First look at the meaning of καταργέω:
καταργέω ... ① to cause someth. to be unproductive, use up, exhaust, waste of a tree κ. τὴν γῆν Lk 13:7 (cp. ἀργεῖ οὐδὲν ἀλλὰ καρποφορεῖ OdeSol 11:23).
② to cause someth. to lose its power or effectiveness, invalidate, make powerless fig. extension of 1 ... τὰ ὄντα κ. nullify the things that (actually) exist 1 Cor 1:28. τὸν νόμον make the law invalid Eph 2:15; cp. Ro 3:31 ... ③ to cause someth. to come to an end or to be no longer in existence, abolish, wipe out, set aside τὶ someth. τὰ τοῦ νηπίου set aside childish ways 1 Cor 13:11.... ④ to cause the release of someone from an obligation (one has nothing more to do with it), be discharged, be released.
Arndt, W., Danker, F. W., Bauer, W., & Gingrich, F. W. (2000). In A Greek-English lexicon of the New Testament and other early Christian literature (3rd ed., p. 525-526). University of Chicago Press.
While BDAG puts both verses with the meaning of (2), the context points to Eph. 2:15 having the meaning of (4), thus two different meanings for καταργέω.
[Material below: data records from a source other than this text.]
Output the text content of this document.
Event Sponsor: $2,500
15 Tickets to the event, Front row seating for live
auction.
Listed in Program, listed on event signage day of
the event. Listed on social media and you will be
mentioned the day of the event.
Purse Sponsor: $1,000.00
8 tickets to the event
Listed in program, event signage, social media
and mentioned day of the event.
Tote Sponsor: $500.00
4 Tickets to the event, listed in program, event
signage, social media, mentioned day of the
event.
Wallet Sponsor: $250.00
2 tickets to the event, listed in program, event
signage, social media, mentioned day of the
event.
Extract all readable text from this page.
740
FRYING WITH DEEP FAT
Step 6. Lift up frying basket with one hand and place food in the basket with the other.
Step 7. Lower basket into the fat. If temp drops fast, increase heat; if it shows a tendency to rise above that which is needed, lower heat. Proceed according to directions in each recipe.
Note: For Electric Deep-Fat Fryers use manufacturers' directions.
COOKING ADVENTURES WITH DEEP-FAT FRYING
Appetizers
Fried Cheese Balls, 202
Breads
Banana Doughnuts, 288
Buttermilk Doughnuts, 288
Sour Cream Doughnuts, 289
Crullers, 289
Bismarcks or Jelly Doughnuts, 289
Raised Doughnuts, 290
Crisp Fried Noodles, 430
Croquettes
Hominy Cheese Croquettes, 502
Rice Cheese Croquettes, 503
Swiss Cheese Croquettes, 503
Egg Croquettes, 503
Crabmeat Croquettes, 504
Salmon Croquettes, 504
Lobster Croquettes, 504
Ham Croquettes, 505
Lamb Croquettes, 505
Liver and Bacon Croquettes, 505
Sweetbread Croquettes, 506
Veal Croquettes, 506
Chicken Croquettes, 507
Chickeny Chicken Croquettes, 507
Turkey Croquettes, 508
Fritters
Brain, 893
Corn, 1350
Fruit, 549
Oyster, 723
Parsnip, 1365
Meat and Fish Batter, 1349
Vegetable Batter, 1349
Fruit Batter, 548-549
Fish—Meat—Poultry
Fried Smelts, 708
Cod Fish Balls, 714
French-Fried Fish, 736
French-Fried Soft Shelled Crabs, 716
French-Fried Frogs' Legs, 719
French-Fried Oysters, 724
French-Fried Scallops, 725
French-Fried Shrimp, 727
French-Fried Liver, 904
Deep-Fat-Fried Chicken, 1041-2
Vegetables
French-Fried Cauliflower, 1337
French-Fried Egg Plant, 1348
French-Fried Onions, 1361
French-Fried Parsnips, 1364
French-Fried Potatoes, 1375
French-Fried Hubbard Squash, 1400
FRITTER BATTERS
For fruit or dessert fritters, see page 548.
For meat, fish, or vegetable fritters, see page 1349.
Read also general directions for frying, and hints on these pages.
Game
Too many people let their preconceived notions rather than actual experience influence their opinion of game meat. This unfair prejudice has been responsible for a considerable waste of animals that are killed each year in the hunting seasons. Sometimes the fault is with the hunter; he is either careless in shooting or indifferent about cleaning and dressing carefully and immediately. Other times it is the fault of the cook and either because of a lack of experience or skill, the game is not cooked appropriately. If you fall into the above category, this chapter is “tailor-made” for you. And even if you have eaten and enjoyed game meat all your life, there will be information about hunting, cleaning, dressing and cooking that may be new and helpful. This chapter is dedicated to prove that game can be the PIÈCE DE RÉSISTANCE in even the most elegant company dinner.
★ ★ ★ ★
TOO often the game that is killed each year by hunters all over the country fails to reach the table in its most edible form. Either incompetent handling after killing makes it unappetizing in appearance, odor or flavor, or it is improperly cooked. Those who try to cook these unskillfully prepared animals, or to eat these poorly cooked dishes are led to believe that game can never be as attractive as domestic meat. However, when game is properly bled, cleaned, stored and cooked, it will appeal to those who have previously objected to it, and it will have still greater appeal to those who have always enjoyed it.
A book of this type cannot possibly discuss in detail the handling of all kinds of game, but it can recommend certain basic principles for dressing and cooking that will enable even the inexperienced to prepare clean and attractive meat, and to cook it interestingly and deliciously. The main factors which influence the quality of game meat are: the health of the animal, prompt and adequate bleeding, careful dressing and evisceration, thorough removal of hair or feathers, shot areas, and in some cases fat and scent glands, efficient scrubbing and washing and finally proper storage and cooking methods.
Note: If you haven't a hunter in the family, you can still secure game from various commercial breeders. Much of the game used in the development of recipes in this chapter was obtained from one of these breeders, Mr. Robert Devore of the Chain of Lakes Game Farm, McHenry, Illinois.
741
The context is "he himself is our peace" in v14. We need to overcome what the English word for peace means to what שָׁלֵם means in the Old Testament law.
See Is the term שָׁלֹום (peace) in Isaiah 53:5 usually misunderstood?
Tetelestai - What did Jesus really say in John 19:30 assuming he spoke Aramaic or Hebrew?
Thus, Eph. 2:15 means Jesus Christ released us from the legal obligation of the Old Testament law by being the sacrifice for our sins. However, as in Rom. 3:31, he did not abolish the law but fulfilled it for us. In Romans 3 Paul wrote that sin is still valid (Rom. 3:23). In Eph. 2:15 Paul wrote that Jesus Christ paid the restitution for the Law.